Dalam  hadits  pertama,  Rasulullah  shallallahu  alaihi wa  sallam  menegaskan, bahwa  setiap  bid’ah  adalah  sesat.  Tetapi  dalam  hadits  kedua,  Rasulullah shallallahu  alaihi  wa  sallam  menegaskan  pula,  bahwa barangsiapa  yang memulai  perbuatan  baik  dalam  Islam,  maka  ia  akan  mendapatkan  pahalanya dan  pahala  orang-orang  yang  melakukannya  sesudahnya.   

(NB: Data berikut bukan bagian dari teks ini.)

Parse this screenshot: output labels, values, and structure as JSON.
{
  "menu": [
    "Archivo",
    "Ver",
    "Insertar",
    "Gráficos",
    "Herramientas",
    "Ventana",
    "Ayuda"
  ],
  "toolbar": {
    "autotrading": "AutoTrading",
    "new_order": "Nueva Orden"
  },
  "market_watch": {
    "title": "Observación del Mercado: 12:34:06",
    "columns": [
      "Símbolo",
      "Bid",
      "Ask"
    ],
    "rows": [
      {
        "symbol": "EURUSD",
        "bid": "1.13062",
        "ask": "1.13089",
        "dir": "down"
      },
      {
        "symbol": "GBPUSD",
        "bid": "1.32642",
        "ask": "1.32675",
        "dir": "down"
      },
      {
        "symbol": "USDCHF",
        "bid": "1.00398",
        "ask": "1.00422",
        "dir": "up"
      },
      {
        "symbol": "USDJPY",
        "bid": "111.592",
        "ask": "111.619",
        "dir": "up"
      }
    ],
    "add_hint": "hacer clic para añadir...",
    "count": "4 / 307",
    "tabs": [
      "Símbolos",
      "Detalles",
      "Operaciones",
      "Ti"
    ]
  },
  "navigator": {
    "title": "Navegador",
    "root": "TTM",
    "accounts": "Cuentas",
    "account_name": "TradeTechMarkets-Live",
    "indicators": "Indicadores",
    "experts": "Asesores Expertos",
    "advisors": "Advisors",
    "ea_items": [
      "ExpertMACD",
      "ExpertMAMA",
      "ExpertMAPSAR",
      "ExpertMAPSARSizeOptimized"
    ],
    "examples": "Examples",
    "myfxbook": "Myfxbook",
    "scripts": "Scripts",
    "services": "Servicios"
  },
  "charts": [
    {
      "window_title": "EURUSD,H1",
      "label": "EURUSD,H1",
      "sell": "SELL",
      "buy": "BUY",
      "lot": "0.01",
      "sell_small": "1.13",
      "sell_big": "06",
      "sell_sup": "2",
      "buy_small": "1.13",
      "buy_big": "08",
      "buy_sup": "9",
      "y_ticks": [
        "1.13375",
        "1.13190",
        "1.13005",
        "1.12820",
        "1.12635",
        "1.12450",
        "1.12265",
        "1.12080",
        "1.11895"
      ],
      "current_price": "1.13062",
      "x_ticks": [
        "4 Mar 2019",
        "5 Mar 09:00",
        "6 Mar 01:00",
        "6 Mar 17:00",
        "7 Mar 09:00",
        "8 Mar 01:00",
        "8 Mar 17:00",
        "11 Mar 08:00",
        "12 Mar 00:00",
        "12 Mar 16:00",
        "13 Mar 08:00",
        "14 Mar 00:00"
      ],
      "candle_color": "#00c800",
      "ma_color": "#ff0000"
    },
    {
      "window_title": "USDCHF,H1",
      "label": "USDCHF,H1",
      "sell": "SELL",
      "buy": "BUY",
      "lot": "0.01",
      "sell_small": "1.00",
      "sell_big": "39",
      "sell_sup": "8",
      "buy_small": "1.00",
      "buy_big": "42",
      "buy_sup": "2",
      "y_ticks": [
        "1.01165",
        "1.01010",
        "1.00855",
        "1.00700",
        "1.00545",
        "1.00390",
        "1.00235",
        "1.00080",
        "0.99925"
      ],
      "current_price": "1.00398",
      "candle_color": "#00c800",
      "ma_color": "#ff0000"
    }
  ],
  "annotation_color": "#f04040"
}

Dengan  demikian, hadits  kedua  jelas  membatasi  jangkauan  makna  hadits pertama  “kullu  bid’atin dhalalah (setiap bid’ah adalah sesat)” sebagaimana  dikatakan oleh al-Imam alNawawi  dan  lain-lain.  Karena  dalam  hadits  kedua,  Nabi  shallallahu  alaihi  wa sallam  menjelaskan  dengan  redaksi,  “Barangsiapa  yang  memulai  perbuatan yang  baik”,  maksudnya  baik  perbuatan  yang  dimulai  tersebut  pernah dicontohkan dan pernah ada pada masa Nabi shallallahu alaihi wa sallam, atau belum pernah dicontohkan dan belum pernah ada pada  masa Nabi shallallahu alaihi  wa  sallam.  Di  sisi  lain,  Rasulullah  shallallahu  alaihi  wa  sallam  seringkali melegitimasi beragam bentuk inovasi amaliah para sahabat yang belum pernah diajarkan  oleh  beliau.  Misalnya  berkaitan  dengan  tatacara  ma’mum  masbuq dalam shalat berjamaah dalam hadits shahih berikut ini:

 “Abdurrahman bin Abi Laila berkata: “Pada masa Rasulullah shallallahu alaihi wa sallam,  bila  seseorang  datang  terlambat  beberapa  rakaat  mengikuti  shalat berjamaah,  maka  orang-orang  yang  lebih  dulu  datang  akan  memberi  isyarat kepadanya  tentang  rakaat  yang  telah  dijalani,  sehingga  orang  itu  akan mengerjakan  rakaat  yang  tertinggal  itu  terlebih  dahulu,  kemudian  masuk  ke dalam  shalat  berjamaah  bersama  mereka.  Pada  suatu  hari  Mu’adz  bin  Jabal datang  terlambat,  lalu  orang-orang  mengisyaratkan  kepadanya  tentang  jumlah rakaat  shalat  yang  telah  dilaksanakan,  akan  tetapi  Mu’adz  langsung  masuk dalam shalat berjamaah dan tidak menghiraukan isyarat mereka, namun setelah Rasulullah  shallallahu  alaihi  wa  sallam  selesai  shalat,  maka  Mu’adz  segera mengganti  rakaat  yang  tertinggal  itu.  Ternyata  setelah  Rasulullah  shallallahu alaihi wa sallam selesai shalat, mereka melaporkan  perbuatan Mu’adz bin Jabal yang berbeda dengan kebiasaan mereka. Lalu beliau shallallahu alaihi wa sallam menjawab:  “Mu’adz  telah  memulai  cara  yang  baik  buat shalat  kalian.” 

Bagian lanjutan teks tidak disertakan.